References to Key Methodologies and Their Extensions

• Population Genetics Modeling and Local Ancestry: (Gravel, 2012, Guan, 2013, Carmi et al., 2015)
• Spectral/Hierarchical Smoothing and Clustering: (Klei et al., 2011, Crossett et al., 2012, Zhou et al., 2016)
• Graph and Matrix Algorithms in Kinship Inference: (Liu et al., 2017, Jarne et al., 2020, Malmi et al., 2018, Anil et al., 2018)
• Genealogical and Spectral Trees: (Andriantiana et al., 2018, Boyd et al., 2023, Aslett et al., 2022)
• Variance, Heritability, and Decomposition: (Alimpiev et al., 2021, Lee, 2023, Gyawali et al., 2022, Zhao et al., 2022)

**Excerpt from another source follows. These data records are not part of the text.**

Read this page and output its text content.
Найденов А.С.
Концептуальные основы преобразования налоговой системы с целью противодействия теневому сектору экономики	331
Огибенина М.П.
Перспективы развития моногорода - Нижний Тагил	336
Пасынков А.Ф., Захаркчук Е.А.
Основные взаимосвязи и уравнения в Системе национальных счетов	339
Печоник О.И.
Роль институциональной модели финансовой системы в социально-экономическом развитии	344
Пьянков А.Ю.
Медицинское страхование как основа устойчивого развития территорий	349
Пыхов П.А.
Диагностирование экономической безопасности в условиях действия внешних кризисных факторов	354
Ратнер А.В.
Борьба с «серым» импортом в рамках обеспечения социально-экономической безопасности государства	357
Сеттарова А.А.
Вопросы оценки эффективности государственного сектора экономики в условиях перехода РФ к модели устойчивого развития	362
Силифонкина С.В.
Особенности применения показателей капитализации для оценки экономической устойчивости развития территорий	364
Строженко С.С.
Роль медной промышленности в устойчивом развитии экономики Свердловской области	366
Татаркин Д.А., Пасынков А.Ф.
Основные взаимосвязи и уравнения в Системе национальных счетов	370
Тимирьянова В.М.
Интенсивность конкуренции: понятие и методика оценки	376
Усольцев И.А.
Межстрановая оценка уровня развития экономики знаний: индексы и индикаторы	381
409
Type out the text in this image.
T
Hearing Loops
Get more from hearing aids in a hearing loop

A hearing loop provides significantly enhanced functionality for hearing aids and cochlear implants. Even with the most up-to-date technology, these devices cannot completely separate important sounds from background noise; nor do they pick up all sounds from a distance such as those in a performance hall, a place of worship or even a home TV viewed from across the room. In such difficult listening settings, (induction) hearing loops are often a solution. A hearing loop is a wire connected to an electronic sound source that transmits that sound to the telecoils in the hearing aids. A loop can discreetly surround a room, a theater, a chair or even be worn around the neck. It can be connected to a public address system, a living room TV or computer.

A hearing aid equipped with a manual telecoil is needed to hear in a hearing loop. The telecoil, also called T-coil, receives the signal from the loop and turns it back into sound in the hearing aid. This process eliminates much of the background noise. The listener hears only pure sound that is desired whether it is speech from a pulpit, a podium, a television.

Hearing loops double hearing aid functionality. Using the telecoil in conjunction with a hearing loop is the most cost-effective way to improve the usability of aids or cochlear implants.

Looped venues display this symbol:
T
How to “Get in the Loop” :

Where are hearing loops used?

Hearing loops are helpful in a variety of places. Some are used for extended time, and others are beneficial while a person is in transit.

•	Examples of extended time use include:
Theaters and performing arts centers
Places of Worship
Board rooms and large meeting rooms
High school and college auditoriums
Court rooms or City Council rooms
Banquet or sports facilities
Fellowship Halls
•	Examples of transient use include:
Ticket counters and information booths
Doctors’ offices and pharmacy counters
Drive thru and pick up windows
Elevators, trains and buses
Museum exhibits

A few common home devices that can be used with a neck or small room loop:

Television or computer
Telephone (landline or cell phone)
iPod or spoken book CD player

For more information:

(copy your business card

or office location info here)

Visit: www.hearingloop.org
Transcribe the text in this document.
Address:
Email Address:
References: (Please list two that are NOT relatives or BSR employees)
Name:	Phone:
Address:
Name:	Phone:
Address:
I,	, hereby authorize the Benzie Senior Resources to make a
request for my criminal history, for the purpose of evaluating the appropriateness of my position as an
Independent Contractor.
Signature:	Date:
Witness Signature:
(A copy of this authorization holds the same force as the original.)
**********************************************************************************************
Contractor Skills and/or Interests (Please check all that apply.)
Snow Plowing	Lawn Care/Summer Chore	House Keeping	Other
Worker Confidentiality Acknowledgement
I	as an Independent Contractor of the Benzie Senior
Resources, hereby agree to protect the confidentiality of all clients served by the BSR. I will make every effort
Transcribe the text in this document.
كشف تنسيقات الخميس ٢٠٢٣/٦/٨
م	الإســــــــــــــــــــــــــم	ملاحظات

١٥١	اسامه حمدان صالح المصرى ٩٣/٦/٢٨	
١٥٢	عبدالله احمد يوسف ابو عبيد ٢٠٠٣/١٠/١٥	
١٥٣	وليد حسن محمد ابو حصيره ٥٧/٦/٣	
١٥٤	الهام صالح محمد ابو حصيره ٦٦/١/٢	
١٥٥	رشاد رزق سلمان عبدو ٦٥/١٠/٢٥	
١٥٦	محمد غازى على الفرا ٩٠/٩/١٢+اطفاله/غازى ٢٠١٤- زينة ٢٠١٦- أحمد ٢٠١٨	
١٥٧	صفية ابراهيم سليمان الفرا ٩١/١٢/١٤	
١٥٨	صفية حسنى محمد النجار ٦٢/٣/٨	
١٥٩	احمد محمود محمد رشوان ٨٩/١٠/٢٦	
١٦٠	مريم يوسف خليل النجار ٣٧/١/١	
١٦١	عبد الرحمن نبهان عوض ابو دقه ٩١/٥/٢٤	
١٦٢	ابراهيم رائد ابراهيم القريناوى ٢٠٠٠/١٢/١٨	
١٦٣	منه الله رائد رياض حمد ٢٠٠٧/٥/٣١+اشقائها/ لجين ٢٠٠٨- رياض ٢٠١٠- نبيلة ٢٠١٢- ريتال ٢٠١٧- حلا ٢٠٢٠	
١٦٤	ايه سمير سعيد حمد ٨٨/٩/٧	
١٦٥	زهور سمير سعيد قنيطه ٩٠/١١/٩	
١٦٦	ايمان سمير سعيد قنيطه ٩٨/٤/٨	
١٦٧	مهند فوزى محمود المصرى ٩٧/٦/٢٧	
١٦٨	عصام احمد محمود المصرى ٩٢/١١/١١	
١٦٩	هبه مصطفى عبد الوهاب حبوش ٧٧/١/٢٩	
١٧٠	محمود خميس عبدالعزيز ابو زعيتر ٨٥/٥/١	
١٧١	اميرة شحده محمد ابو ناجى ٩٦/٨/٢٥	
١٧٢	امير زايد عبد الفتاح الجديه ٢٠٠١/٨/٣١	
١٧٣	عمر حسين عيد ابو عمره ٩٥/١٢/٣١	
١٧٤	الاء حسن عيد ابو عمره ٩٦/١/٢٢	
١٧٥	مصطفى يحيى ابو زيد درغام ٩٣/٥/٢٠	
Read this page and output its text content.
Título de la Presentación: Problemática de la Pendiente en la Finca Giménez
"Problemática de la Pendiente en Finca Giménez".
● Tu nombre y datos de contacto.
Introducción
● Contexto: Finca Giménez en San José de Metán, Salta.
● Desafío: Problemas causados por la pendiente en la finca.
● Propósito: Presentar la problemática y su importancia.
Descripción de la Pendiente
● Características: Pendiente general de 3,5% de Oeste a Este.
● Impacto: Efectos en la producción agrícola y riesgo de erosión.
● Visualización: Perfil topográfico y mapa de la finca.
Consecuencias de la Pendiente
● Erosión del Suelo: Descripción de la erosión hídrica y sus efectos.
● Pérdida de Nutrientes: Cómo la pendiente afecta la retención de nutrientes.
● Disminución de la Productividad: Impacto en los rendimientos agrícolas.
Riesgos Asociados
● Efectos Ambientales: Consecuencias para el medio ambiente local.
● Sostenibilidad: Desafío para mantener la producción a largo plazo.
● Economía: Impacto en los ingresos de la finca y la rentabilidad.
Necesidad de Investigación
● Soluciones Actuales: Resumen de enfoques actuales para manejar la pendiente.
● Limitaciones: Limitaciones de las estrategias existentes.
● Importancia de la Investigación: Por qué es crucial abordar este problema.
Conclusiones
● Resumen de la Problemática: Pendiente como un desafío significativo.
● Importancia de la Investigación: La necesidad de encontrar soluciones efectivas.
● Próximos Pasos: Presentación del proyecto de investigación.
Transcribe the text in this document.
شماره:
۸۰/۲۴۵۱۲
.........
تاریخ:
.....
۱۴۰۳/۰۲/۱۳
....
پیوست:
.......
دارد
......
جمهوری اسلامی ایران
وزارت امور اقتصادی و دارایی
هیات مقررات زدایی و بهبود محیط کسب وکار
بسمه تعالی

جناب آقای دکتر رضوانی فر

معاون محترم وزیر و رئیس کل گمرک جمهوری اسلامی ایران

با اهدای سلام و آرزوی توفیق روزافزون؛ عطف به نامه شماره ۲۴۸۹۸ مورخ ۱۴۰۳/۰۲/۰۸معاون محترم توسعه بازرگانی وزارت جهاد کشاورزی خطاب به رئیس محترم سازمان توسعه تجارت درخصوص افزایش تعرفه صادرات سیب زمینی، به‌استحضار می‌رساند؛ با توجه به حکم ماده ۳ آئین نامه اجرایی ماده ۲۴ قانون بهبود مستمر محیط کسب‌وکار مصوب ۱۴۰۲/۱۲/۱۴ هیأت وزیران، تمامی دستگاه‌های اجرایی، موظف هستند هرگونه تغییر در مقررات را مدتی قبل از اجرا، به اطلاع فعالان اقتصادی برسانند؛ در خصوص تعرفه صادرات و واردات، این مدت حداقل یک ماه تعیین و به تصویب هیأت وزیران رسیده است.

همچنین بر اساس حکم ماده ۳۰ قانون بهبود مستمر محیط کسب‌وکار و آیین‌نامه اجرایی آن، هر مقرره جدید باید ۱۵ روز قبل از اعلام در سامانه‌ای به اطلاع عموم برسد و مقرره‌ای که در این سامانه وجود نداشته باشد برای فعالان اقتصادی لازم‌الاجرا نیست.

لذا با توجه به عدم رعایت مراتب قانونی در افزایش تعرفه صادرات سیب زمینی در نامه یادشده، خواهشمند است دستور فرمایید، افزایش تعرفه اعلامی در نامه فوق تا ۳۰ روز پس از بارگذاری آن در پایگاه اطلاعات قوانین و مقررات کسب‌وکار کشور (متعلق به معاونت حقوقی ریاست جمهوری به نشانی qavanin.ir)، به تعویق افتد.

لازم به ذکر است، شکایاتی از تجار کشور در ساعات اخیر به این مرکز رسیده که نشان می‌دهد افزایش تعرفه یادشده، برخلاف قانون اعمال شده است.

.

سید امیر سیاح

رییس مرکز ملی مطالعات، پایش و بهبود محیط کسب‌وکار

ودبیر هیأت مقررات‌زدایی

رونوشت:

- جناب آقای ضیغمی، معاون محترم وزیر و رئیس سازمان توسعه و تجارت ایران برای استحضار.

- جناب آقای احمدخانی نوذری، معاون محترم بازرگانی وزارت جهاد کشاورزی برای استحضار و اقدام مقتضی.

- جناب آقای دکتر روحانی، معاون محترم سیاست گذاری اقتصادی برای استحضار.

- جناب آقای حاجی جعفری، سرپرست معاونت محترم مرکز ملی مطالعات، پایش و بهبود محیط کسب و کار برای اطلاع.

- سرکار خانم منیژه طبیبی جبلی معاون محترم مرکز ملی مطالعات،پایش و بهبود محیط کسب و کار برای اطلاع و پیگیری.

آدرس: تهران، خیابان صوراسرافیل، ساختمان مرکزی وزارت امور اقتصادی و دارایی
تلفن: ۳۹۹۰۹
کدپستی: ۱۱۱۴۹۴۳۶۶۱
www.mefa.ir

Ancestry Relation Matrices serve as rigorous, scalable, and multidimensional representations of relatedness, integrating probabilistic, combinatorial, and topological information. Their construction, interpretation, and application continue to evolve, reflecting advancements in population genetics, network science, and computational topology.